Embedding based Search Capabilities with Elasticsearch and KNN
In this article, we’ll explore how Elasticsearch works, understand the basics of KNN search, and learn how to integrate both. Get ready to enhance your search capabilities and improve your applications!
Section 1: Setting up Elasticsearch with Docker: Let’s start by setting up Elasticsearch using Docker, ensuring a smooth and hassle-free installation. Execute the following commands:
docker pull docker.elastic.co/elasticsearch/elasticsearch:8.7.1
docker network create elastic
docker run --name es01 --net elastic -p 9200:9200 -it docker.elastic.co/elasticsearch/elasticsearch:8.7.1
Section 2: Installing the HNSW Plugin: To use KNN search, we need to install the HNSW plugin. Run the following command inside the contatiner shell to install the plugin:
./bin/elasticsearch-plugin install https://github.com/alexklibisz/elastiknn/releases/download/8.7.1.0/elastiknn-8.7.1.0.zip
Section 3: Python Integration with Elasticsearch: To connect Elasticsearch with our Python code, we need to install the Elasticsearch Python client:
pip install elasticsearch
Next, let’s establish a connection to Elasticsearch using the Elasticsearch client:
from elasticsearch import Elasticsearch
es = Elasticsearch(hosts="https://localhost:9200", basic_auth=('user', 'pass'), verify_certs=False)

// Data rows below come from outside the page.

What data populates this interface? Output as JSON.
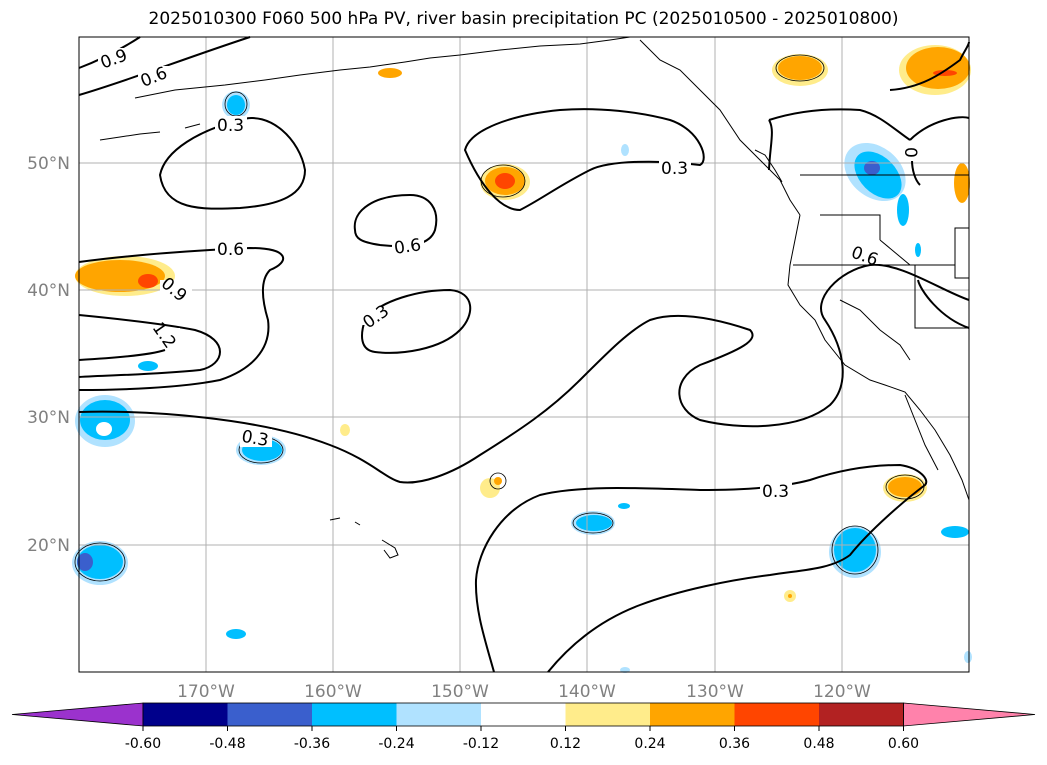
{
  "title": "2025010300 F060 500 hPa PV, river basin precipitation PC (2025010500 - 2025010800)",
  "lon_labels": [
    "170°W",
    "160°W",
    "150°W",
    "140°W",
    "130°W",
    "120°W"
  ],
  "lat_labels": [
    "50°N",
    "40°N",
    "30°N",
    "20°N"
  ],
  "contour_labels": [
    "0.9",
    "0.6",
    "0.3",
    "0.6",
    "0.6",
    "0.9",
    "1.2",
    "0.3",
    "0.3",
    "0.3",
    "0.6",
    "0.3",
    "0"
  ],
  "colorbar": {
    "ticks": [
      "-0.60",
      "-0.48",
      "-0.36",
      "-0.24",
      "-0.12",
      "0.12",
      "0.24",
      "0.36",
      "0.48",
      "0.60"
    ],
    "colors": [
      "#9b32cd",
      "#00008b",
      "#3a5fcd",
      "#00bfff",
      "#b0e2ff",
      "#ffffff",
      "#ffec8b",
      "#ffa500",
      "#ff4500",
      "#b22222",
      "#ff82ab"
    ]
  }
}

Section 4: Leveraging KNN Search for Queries: To make the most of KNN search, we need to define the appropriate index and mapping settings. Let’s create an index and specify the relevant properties:
index_name = 'my_index'
mapping_settings = {
"mappings": {
"properties": {
"product-vector": {
"type": "dense_vector",
"index": True,
"similarity": "l2_norm",
"dims": 5,
},
"price": {
"type": "long"
}
}
}
}
es.indices.create(index=index_name, body=mapping_settings)
documents = [
{
'product-vector': [230.0, 300.33, -34.8988, 15.555, -200.0],
'price': 199
},
{
'product-vector': [-0.5, 100.0, -13.0, 14.8, -156.0],
'price': 1599,
},
# Add more documents with embeddings
]
for doc in documents:
es.index(index=index_name, body=doc)
Section 5: Perform KNN Search: Now, let’s use the power of KNN search to retrieve relevant results based on a query embedding. We’ll search for the nearest neighbors of a given query vector:
query_embedding = [0.2, 0.3, 0.4, 5, 6]
search_query = {
"knn": {
"field": "product-vector",
"query_vector": query_embedding,
"k": 10,
"num_candidates": 100
}
}
results = es.search(index=index_name, body=search_query)

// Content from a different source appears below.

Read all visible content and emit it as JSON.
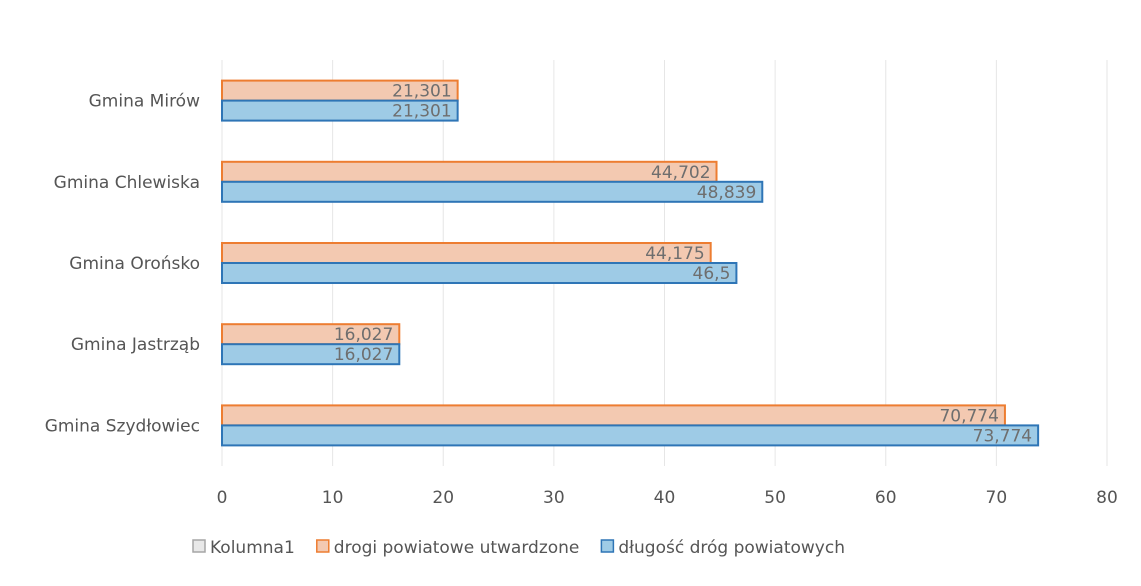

Section 6: Index Maintenance: To ensure your Elasticsearch setup remains efficient, you can delete the index when it’s no longer needed:
es.indices.delete(index=index_name)
Congratulations!
You’ve started using Elasticsearch and KNN search! By connecting Elasticsearch with Python, you can now add search features to your apps. Explore the possibilities of Elasticsearch and KNN to improve your user experience.
Don’t forget to try new things and adjust your setup to fit your needs. Happy searching!